Qu’est-ce qui — au moins pour ce qui concerne l’apprentissage de la lecture — justifie cette différence de traitement alors que, il faut y insister, une foule de travaux ont montré qu’elles relèvent le plus souvent de troubles phonologiques bien identifiés et nécessitent par conséquent le même traitement de base, que l’on soit normalement intelligent ou pas ?
On doit d’autant plus se poser la question que, ainsi qu’Elliott & Grigorenko le soulignent, la démarche consistant à bilanter psychologiquement tous les faibles lecteurs pour opérer ce « tri » est longue et extrêmement coûteuse pour la société alors que quelques tests de lecture rapidement passés permettent d’identifier les besoins.

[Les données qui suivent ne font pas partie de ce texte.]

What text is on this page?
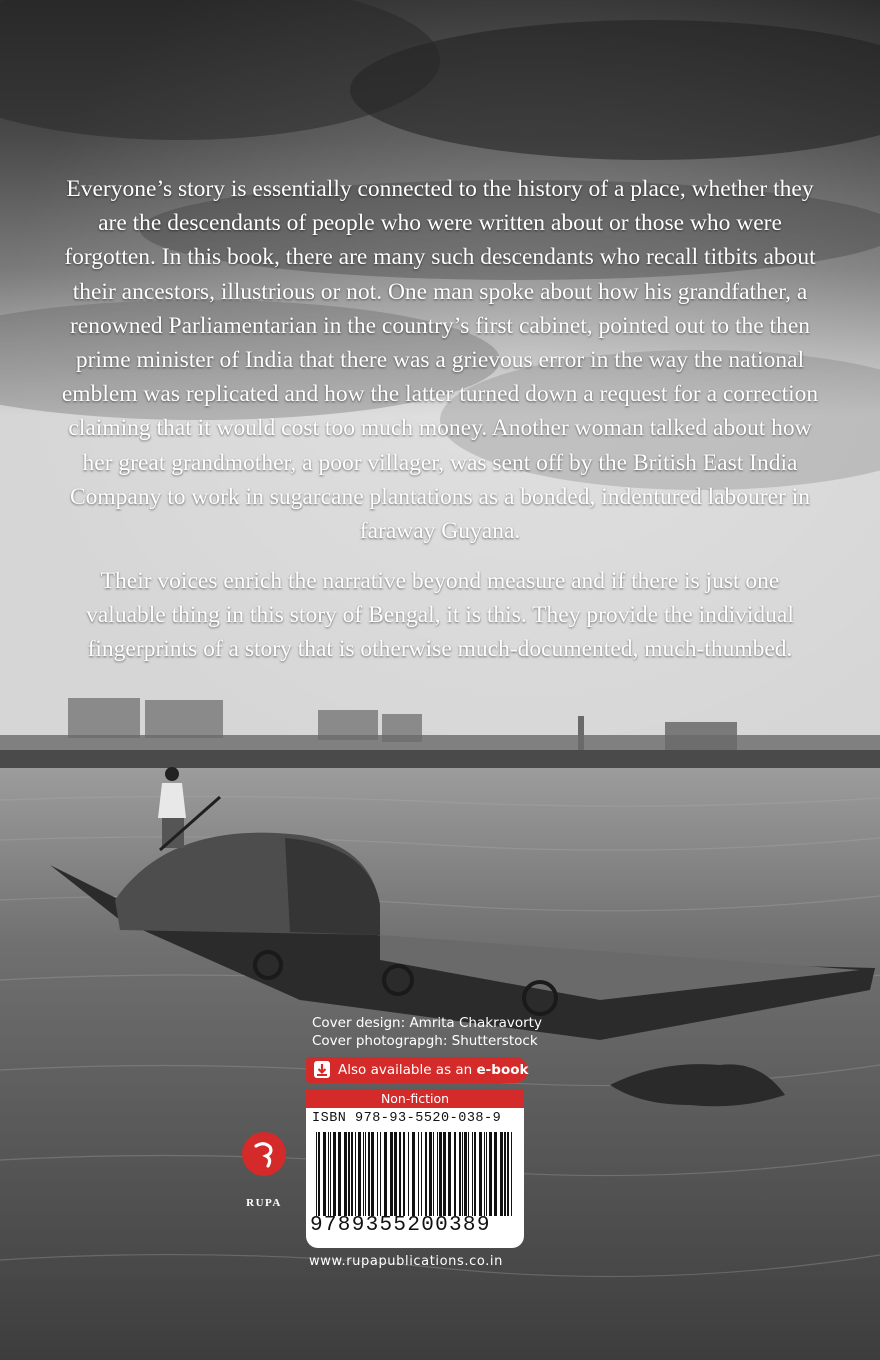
Everyone’s story is essentially connected to the history of a place, whether they are the descendants of people who were written about or those who were forgotten. In this book, there are many such descendants who recall titbits about their ancestors, illustrious or not. One man spoke about how his grandfather, a renowned Parliamentarian in the country’s first cabinet, pointed out to the then prime minister of India that there was a grievous error in the way the national emblem was replicated and how the latter turned down a request for a correction claiming that it would cost too much money. Another woman talked about how her great grandmother, a poor villager, was sent off by the British East India Company to work in sugarcane plantations as a bonded, indentured labourer in faraway Guyana.
Their voices enrich the narrative beyond measure and if there is just one valuable thing in this story of Bengal, it is this. They provide the individual fingerprints of a story that is otherwise much-documented, much-thumbed.
Cover design: Amrita Chakravorty
Cover photograpgh: Shutterstock
Also available as an e-book
Non-fiction
ISBN 978-93-5520-038-9
9789355200389
RUPA
www.rupapublications.co.in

On me dira qu’il est toujours avantageux de disposer d’un bilan psychologique puisqu’on est alors beaucoup mieux renseigné sur les fragilités et les points forts de l’élève auquel on s’adresse. C’est peu contestable a priori sauf qu’il s’agit seulement d’un bénéfice et pas de la raison première pour laquelle le bilan est réalisé. Celle-ci devrait être questionnée car si le bilan psychométrique contribue à ce qui pourrait apparaître au final comme une discrimination médico-sociale, cela pose problème.
Le code de déontologie des psychologues leur fait obligation d’informer les personnes concernées des « objectifs, modalités et limites » de leur intervention mais pas des possibles conséquences d’une évaluation, même de nature à engendrer une discrimination par l’intelligence. Peut-être serait-il temps de prendre en compte cet aspect car, au moins pour la dyslexie (et probablement aussi pour la dyscalculie selon Léonard Vannetzel) les données scientifiques actuelles contestent la logique institutionnelle. Ne serait-ce pas manquer à l’éthique professionnelle que de continuer de collaborer à cette dernière sans s’assurer de son bien-fondé au regard des études récentes ?

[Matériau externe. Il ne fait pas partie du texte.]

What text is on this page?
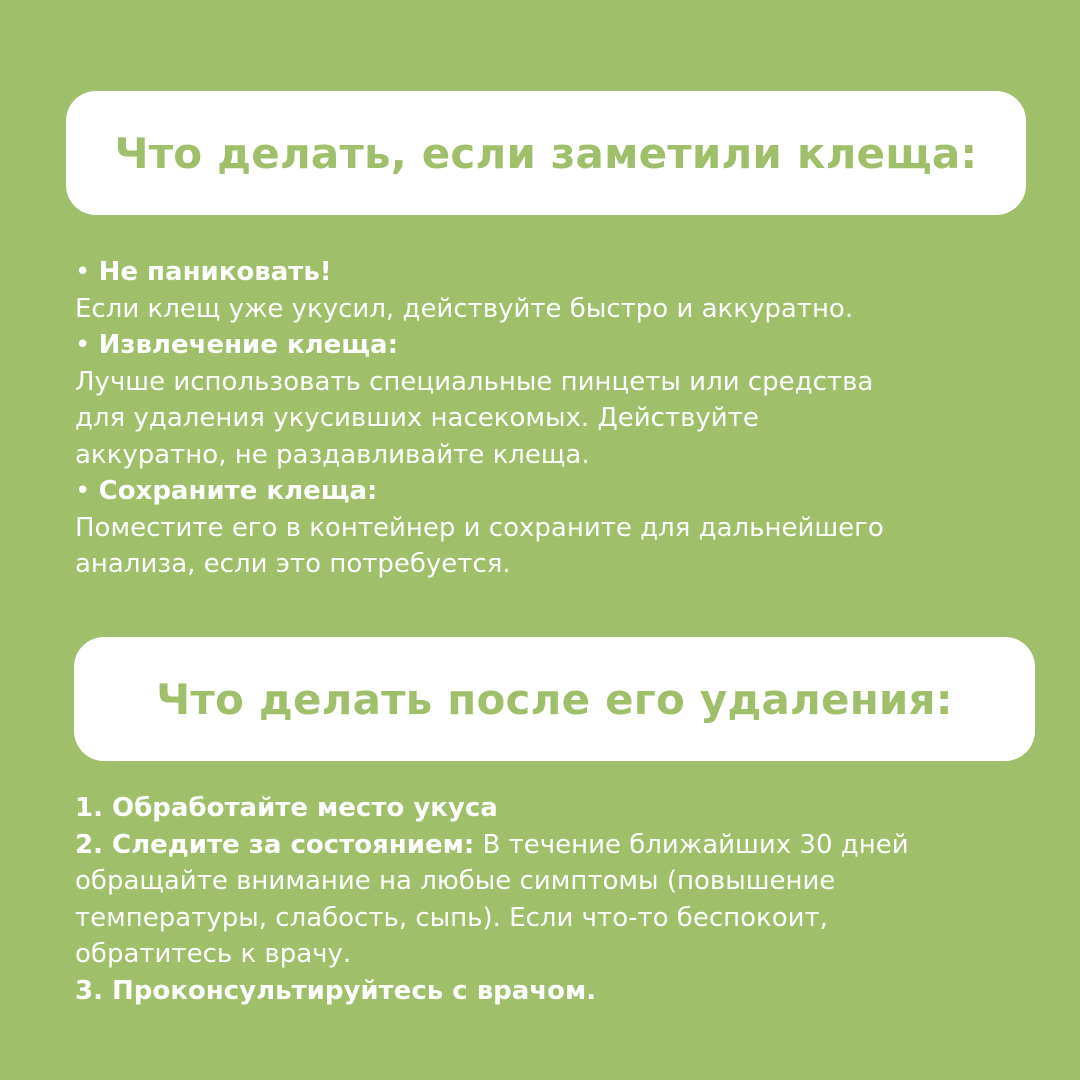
Что делать, если заметили клеща:
• Не паниковать!
Если клещ уже укусил, действуйте быстро и аккуратно.
• Извлечение клеща:
Лучше использовать специальные пинцеты или средства
для удаления укусивших насекомых. Действуйте
аккуратно, не раздавливайте клеща.
• Сохраните клеща:
Поместите его в контейнер и сохраните для дальнейшего
анализа, если это потребуется.
Что делать после его удаления:
1. Обработайте место укуса
2. Следите за состоянием: В течение ближайших 30 дней
обращайте внимание на любые симптомы (повышение
температуры, слабость, сыпь). Если что-то беспокоит,
обратитесь к врачу.
3. Проконсультируйтесь с врачом.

Quoi qu’il en soit, il est clair que les personnels de soin en général, les psychologues en particulier, font individuellement de leur mieux pour pallier aux défauts de cette logique institutionnelle qui seule peut (et doit) être mise en cause. Il y a là, je crois, matière à une réflexion urgente car ajouter la discrimination au handicap n’est plus tolérable dans nos sociétés supposément avancées.